VowpalWabbit / coba

Contextual bandit benchmarking
https://coba-docs.readthedocs.io/
BSD 3-Clause "New" or "Revised" License
48 stars 19 forks source link

Off-policy learners #17

Closed sanathsk009 closed 2 years ago

sanathsk009 commented 2 years ago

Hi,

Thanks for this cool project and for making contextual bandit simulations easier!

I had a few questions regarding off-policy learning: (some of this may be already addressed by VowpalOffPolicyLearner)

mrucker commented 2 years ago

Hi!

Yes the repo is a work in progress and the off policy functionality is, unfortunately, particularly anemic. (I created the current off-policy functionality several months ago when I thought I was going to work on an off policy project but ended up not).

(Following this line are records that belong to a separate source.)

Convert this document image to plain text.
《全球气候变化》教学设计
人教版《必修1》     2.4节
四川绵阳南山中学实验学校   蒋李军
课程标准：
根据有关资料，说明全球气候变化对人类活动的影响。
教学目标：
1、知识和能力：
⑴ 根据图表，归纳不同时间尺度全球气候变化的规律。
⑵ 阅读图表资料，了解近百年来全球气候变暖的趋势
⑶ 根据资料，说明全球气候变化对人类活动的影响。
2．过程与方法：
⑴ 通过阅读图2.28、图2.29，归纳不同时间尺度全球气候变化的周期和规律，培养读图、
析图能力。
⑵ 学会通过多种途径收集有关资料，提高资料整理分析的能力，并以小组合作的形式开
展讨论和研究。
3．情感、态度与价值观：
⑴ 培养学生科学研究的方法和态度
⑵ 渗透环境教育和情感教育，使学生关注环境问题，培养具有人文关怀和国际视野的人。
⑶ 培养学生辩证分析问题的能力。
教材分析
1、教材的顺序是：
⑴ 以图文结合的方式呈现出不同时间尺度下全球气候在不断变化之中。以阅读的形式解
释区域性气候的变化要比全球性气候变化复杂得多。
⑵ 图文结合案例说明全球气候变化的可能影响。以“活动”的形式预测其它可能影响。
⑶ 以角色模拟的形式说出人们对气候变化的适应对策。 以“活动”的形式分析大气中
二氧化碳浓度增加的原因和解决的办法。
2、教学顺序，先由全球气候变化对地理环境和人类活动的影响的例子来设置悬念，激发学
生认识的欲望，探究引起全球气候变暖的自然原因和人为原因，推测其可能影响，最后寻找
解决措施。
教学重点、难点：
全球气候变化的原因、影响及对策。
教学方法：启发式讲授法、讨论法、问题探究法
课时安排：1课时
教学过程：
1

My big project for the summer is to beef up the documentation. I know that doesn't help you too much in the short term. If you wanted to improve the off-policy functionality in the code base I think that'd be great. The really big pieces to look at there would be:

  1. coba.experiments.tasks.OnlineOffPolicyEvalTask -- This contains some evaluation logic for off-policy
  2. coba.environments.logged.LoggedEnvironment -- This contains more information about each interaction than the SimulatedInteraction

Putting it all together would look something like:

from coba.learners import VowpalEpsilonLearner
from coba.environments import LoggedEnvironment
from coba.experiments import OnlineOffPolicyEvalTask

environments = [
   LoggedEnvironment() #this is pseudo-code, you'd have to do more to actually create a LoggedEnvironment
]
learners = [
   VowpalEpsilonLearner)
]

result = Experiment(environments, learners, evaluation_task=OnlineOffPolicyEvalTask()).evaluate()
result.plot_learners()

With regards to the cost sensitive classification... I'm not sure but I think Vowpal Wabbit's --cb_adf reduces to that? I may be totally wrong about that. If it does then any of the Vowpal Learners in Coba will use cost sensitive classification. If it doesn't then you just need to create your own VW learner that handles formatting and retreiving the data from VW. VowpalArgsLearner is a good base class to look at in that regard. I wouldn't get too distracted by the VowpalOffPolicyLearner. It doesn't do anything special. It was placed there so that, in the future, we could add more unique off-policy type functionality to it without breaking the other VW learners.

I hope all that helps. Sorry the off policy functionality and documentation is currently not in the best state. All my work is on policy, so that is where most of my time and effort has gone (I add functionality to coba as I need it for my own research).

sanathsk009 commented 2 years ago

Thanks for all this information and pointers!